“The reconstruction of a useable past can contribute to the building of an accessible future.”

It was pouring rain in Sam Francisco on Sunday morning and still pouring when K. and I came above ground at the downtown Berkeley station. Somehow, though the Civic Center elevator had been out of service again and we had to troop down grimy Market St. far too early on a Sunday (for me, that is any time before 10am) we made it to the UC Berkeley Alumni House on time. It was warm there and dry and everything smelled of moist eucalyptus and pastries. I parked my motorized scooter behind several electric wheelchairs. The door to the courtyard behind us was open and with the sound of rain in the background, K. and I settled in to the last row as Georgina Kleege began introducing the readers.

UCB faculty, San Francisco State University professors and many friends had gathered to read from Paul Longmore’s* writings—and in some cases, to retell his stories and jokes—as a memorial. It was a wonderful event, filled with wisdom and humor and I wished it could have gone on longer.

A few days ago, I was talking with a friend about coming to my first Write To Connect workshop, which is this Friday. C. and I have not known each other all that long and she said to me, kind of nervously, “Ok, I’ll come, but as long as you know I am not the type to write a disability memoir…..” I laughed and told her that that is exactly the sort of thing I would NOT want her to do, because I know it is not her style. I guessed she had the being-inspiring phobia. But I told her that some of the students would be interested in writing autobiography and I was very much looking forward to working with them too.

As I listened to the readers at Paul’s Berkeley memorial, his words gave me reassurance, helped me fortify my thoughts around C.’s concern and my feelings about it. In The Disability History Project Lectures (1991), Paul wrote that “part of the problem of being disabled in this society is you don’t get much encouragement to honestly come to grips with, grapple with and explore your experiences in your life as a disabled person. You are supposed to incarnate the myth.”

By “myth” Paul meant the gracious and charming façade of what he calls “the uncomplaining overcomer”. He described himself as a young man, spending so many valuable moments of his time trying to choreograph the small interactions he would have with fleeting people, like cashiers, clerks, etc. He would try to be very poised in his demeanor, very witty—to overcompensate for the phsycial fact of his disability. And even when he realized this was absurd, he still kept up the effort.

In the Disability History Project, he also said,

Inspiration—we all fight being inspiring for good reason. If I am much more inspiring, I am going to come down with a secondary disability—diabetes. It is just so cloying and saccharine. But the fact of the matter is also, that disabled people like everybody else, need role models and heroes, which is not to say we should write politically correct her stories.

And he added an example of a woman who is a hero to him, a friend and mother of four, who lives an everyday life with tenacity and honesty. He relied on her for her matter-of-fact advice about any number of things, like his ongoing battle with the Social Security Administration.** His point was, seemingly, that being heroic needn’t be a grandiose or instructive story, but that we need disability stories, whatever form they take.

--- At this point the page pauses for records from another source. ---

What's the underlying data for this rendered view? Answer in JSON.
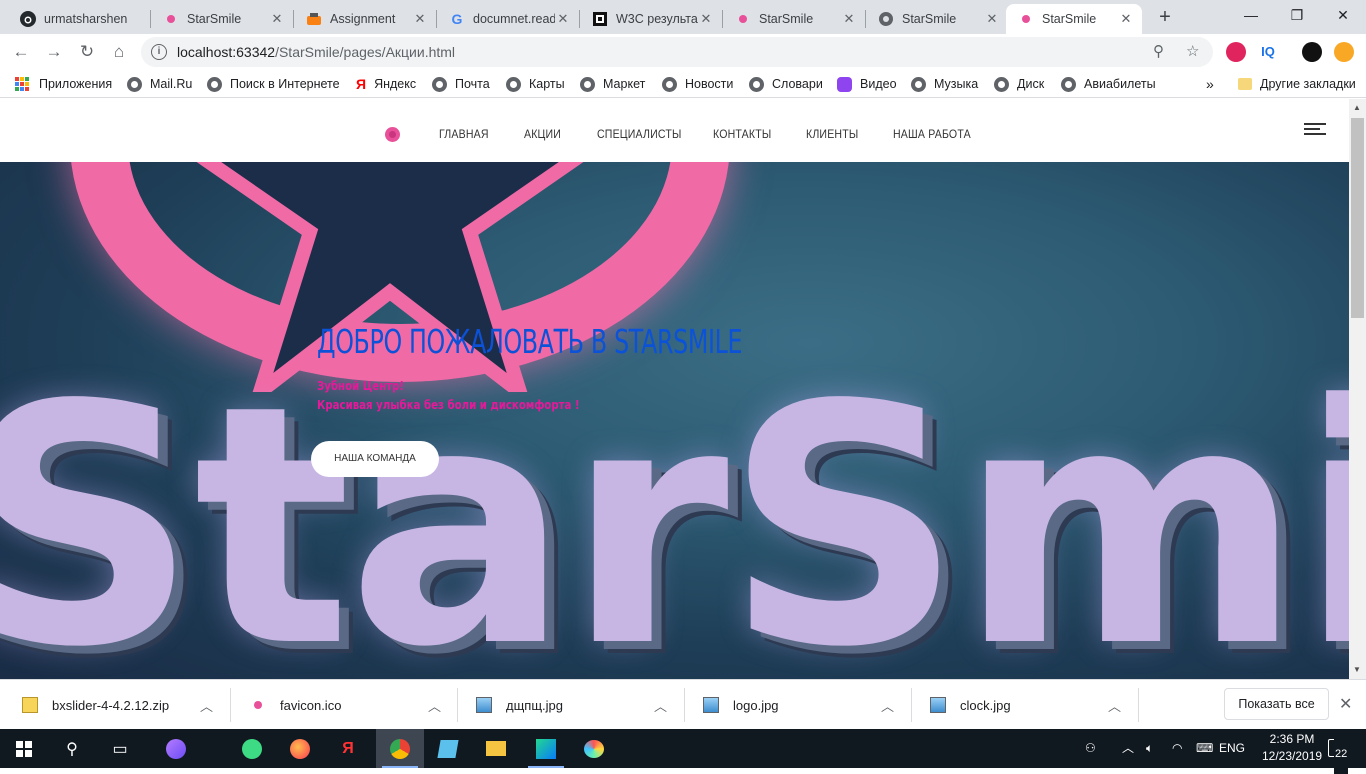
{
  "browser": {
    "tabs": [
      {
        "title": "urmatsharshen",
        "icon": "github-icon"
      },
      {
        "title": "StarSmile",
        "icon": "starsmile-favicon-icon"
      },
      {
        "title": "Assignment",
        "icon": "moodle-icon"
      },
      {
        "title": "documnet.read",
        "icon": "google-icon"
      },
      {
        "title": "W3C результа",
        "icon": "w3c-icon"
      },
      {
        "title": "StarSmile",
        "icon": "starsmile-favicon-icon"
      },
      {
        "title": "StarSmile",
        "icon": "globe-icon"
      },
      {
        "title": "StarSmile",
        "icon": "starsmile-favicon-icon",
        "active": true
      }
    ],
    "url_host": "localhost:63342",
    "url_path": "/StarSmile/pages/Акции.html",
    "bookmarks": [
      {
        "label": "Приложения",
        "icon": "apps-grid-icon"
      },
      {
        "label": "Mail.Ru",
        "icon": "globe-icon"
      },
      {
        "label": "Поиск в Интернете",
        "icon": "globe-icon"
      },
      {
        "label": "Яндекс",
        "icon": "yandex-icon"
      },
      {
        "label": "Почта",
        "icon": "globe-icon"
      },
      {
        "label": "Карты",
        "icon": "globe-icon"
      },
      {
        "label": "Маркет",
        "icon": "globe-icon"
      },
      {
        "label": "Новости",
        "icon": "globe-icon"
      },
      {
        "label": "Словари",
        "icon": "globe-icon"
      },
      {
        "label": "Видео",
        "icon": "video-icon"
      },
      {
        "label": "Музыка",
        "icon": "globe-icon"
      },
      {
        "label": "Диск",
        "icon": "globe-icon"
      },
      {
        "label": "Авиабилеты",
        "icon": "globe-icon"
      }
    ],
    "bookmarks_overflow": "»",
    "other_bookmarks": "Другие закладки"
  },
  "site": {
    "nav": [
      "ГЛАВНАЯ",
      "АКЦИИ",
      "СПЕЦИАЛИСТЫ",
      "КОНТАКТЫ",
      "КЛИЕНТЫ",
      "НАША РАБОТА"
    ],
    "hero": {
      "title": "ДОБРО ПОЖАЛОВАТЬ В STARSMILE",
      "subtitle1": "Зубной Центр!",
      "subtitle2": "Красивая улыбка без боли и дискомфорта !",
      "button": "НАША КОМАНДА",
      "background_word": "StarSmil"
    },
    "colors": {
      "title": "#0b52d8",
      "subtitle": "#e8189a",
      "accent": "#e8509a"
    }
  },
  "downloads": {
    "items": [
      {
        "name": "bxslider-4-4.2.12.zip",
        "icon": "zip-file-icon"
      },
      {
        "name": "favicon.ico",
        "icon": "starsmile-favicon-icon"
      },
      {
        "name": "дщпщ.jpg",
        "icon": "image-file-icon"
      },
      {
        "name": "logo.jpg",
        "icon": "image-file-icon"
      },
      {
        "name": "clock.jpg",
        "icon": "image-file-icon"
      }
    ],
    "show_all": "Показать все"
  },
  "taskbar": {
    "lang": "ENG",
    "time": "2:36 PM",
    "date": "12/23/2019",
    "notifications": "22"
  }
}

In Why I Burned My Book and Other Essays, Paul wrote, “The reconstruction of a useable past can contribute to the building of an accessible future.”

I want to use Write To Connect as a space where people can shape their pasts—and their present—into something useable. And, whether that pertains to artistic beauty, strong syntax for civil rights, precise words for personal views—that use is up to each student to discover and define for themselves. I think that the act of writing together, in small groups, as a community, is “inspiring”, in that it refreshes the spirit and leads to individual self-determination.

Thank you for your words Paul, and thanks to those who hosted the memorials this weekend.

*If you are not familiar with Paul Longmore, core founder of disability studies and a renowned disabled historian, check out his books online and ask me about him at Write To connect. I can point you to some resources online. Paul died unexpectedly in August.

**Due to a monumental public demonstration on his part, Paul chnaged a Social Security Administration policy that threatened to deprive him of government benefits for his in-home assistance and his ventilator. Because he would receive modest royalties from an academic book he published, SSA was going to pull his benefits. Then, just before he died, he had to turn down a grant to write another book, because he found out that the Longmore Amendment he brought about did not extend to grants. If you are interested in this issue, please ask me in class. A petition is circulating.